A first-generation college student, Bettyann (Gustafson) Cernese ’83 (EE) says she will always remember the day her mother took her to interview at WPI. “She told me I could do anything I set my mind to,” she fondly remembers. “That guidance has served me my entire life.” “I just knew WPI was where I was meant to go, despite having been told by a guidance counselor that I was an unlikely candidate to be accepted at such a school—given my family’s means—and that I should focus on applying to state schools,” she recalls. “This made me even more determined to make it happen.”
And so began a career within the software and computer industries. But in 1999 the unexpected happened—her mom died (at 68)—and life-changing momentum began.
Deciding a change was in order, she pursued her love of horses through a clinic centered on a body-mind base connection to horse riding. Around this time her own quarter horse was receiving regular massages to keep a few back issues at bay. “The equine massage therapist taught me basic massage work to do on her between our appointments,” she explains.
Describing how therapeutic massage for horses and humans helps restore normal motion promoting balance, health, and relaxation, Cernese says, “Whenever we ask our horses (and ourselves) for maximum performance in any discipline, their fullest potential is only achieved through good movement.”
Next came routine massages for herself, and she soon found herself enrolled in a full-time massage therapy program while still working in the corporate world.
“Working full-time, attending 16 hours of massage school, and performing a few hours of clinical massage sessions each week, I discovered that I perceived the energy in people in quite a different way than others did.

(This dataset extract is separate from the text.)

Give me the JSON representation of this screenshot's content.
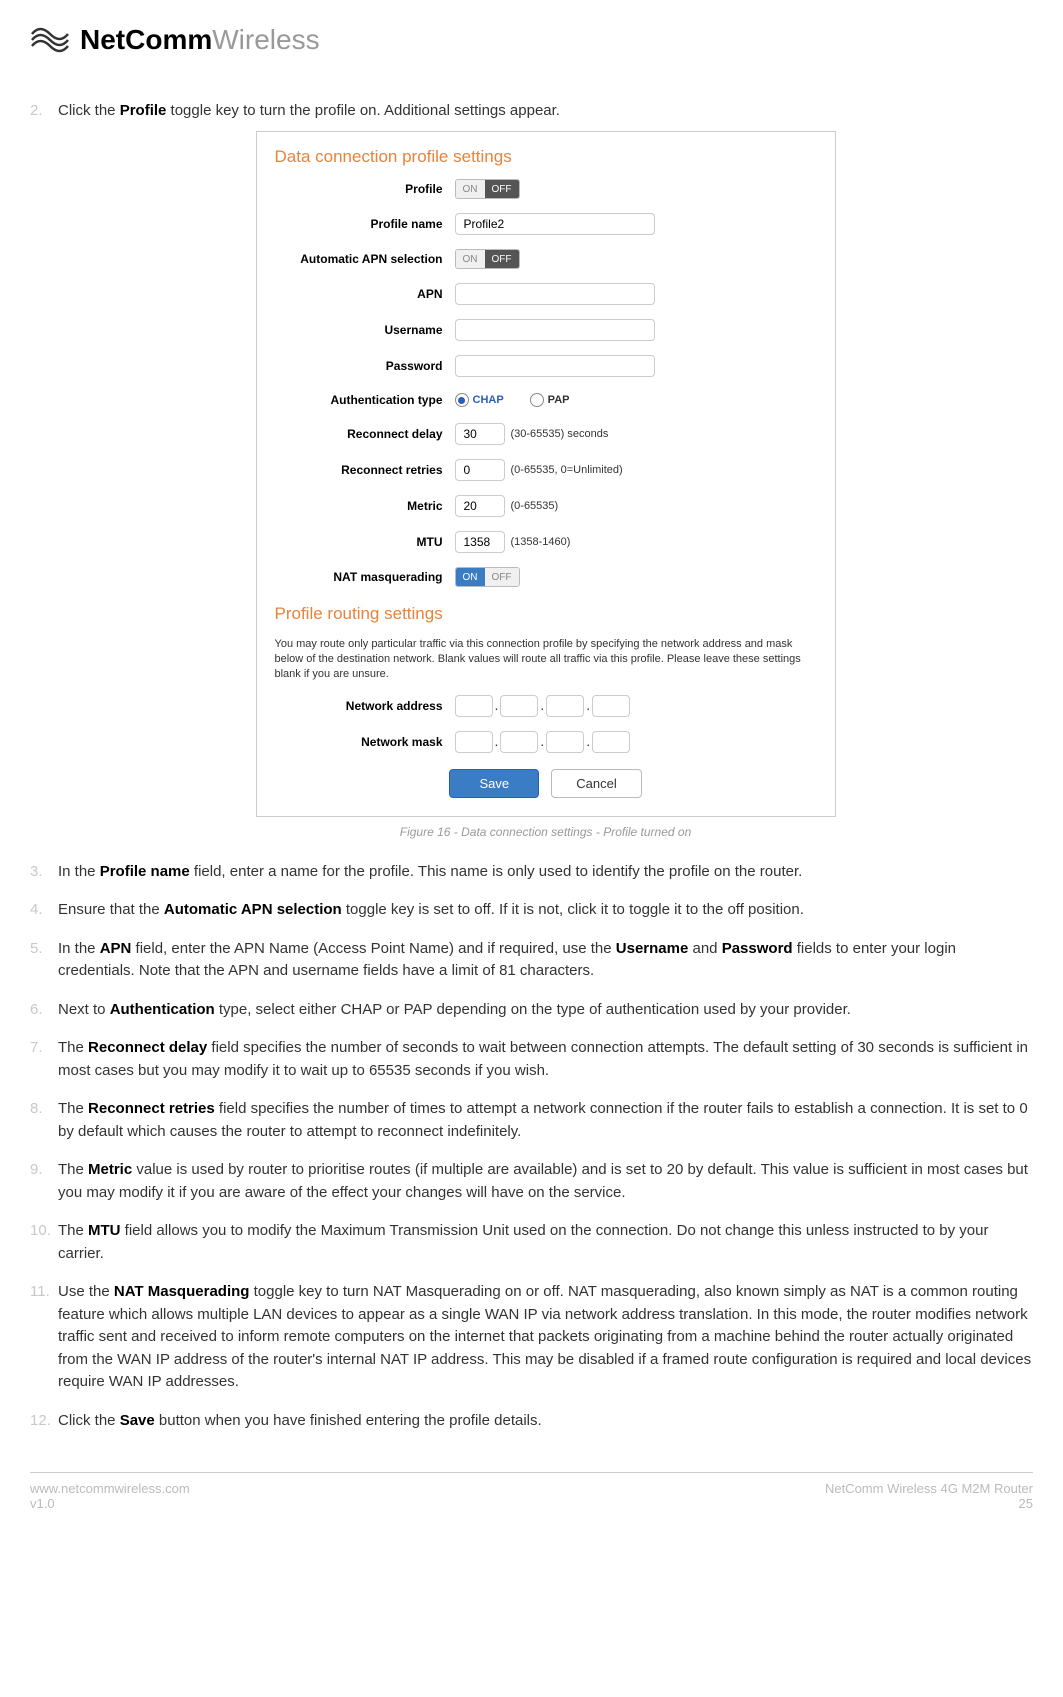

That was the beginning of a shift to being open to the energetic aspects of our being.”
In 2000 Cernese was offered a VP position at a start-up company and she jumped at the opportunity—only to discover two months into the job that the owner had lost his funding. Driving home that day with thoughts about her next steps, she noticed an “Office for Rent” sign. She pulled over, called the phone number—and Forward Motion Massage was born.
Now, with both horses and humans as her clients, Cernese has evolved her turning point into a healthier way of living. Most recently she has been exploring the deeper connection between memories and trauma and how they manifest in the physical body as pain.
Throughout her career transitions, she says that her own sense of inquisitiveness that expanded at WPI has kept her pushing to explore, learn, and continue to be curious.
“My IQP partners and I explored the relationships between left brain logic and right brain creativity,” she says. “What I took away from that project is that we have the ability to learn, and to engage our less dominant side. We can be open to exploring possibilities of life if perceived and navigated with a bit of creativity and intuition.” With that, and the words of her mom, Cernese believes she can accomplish anything.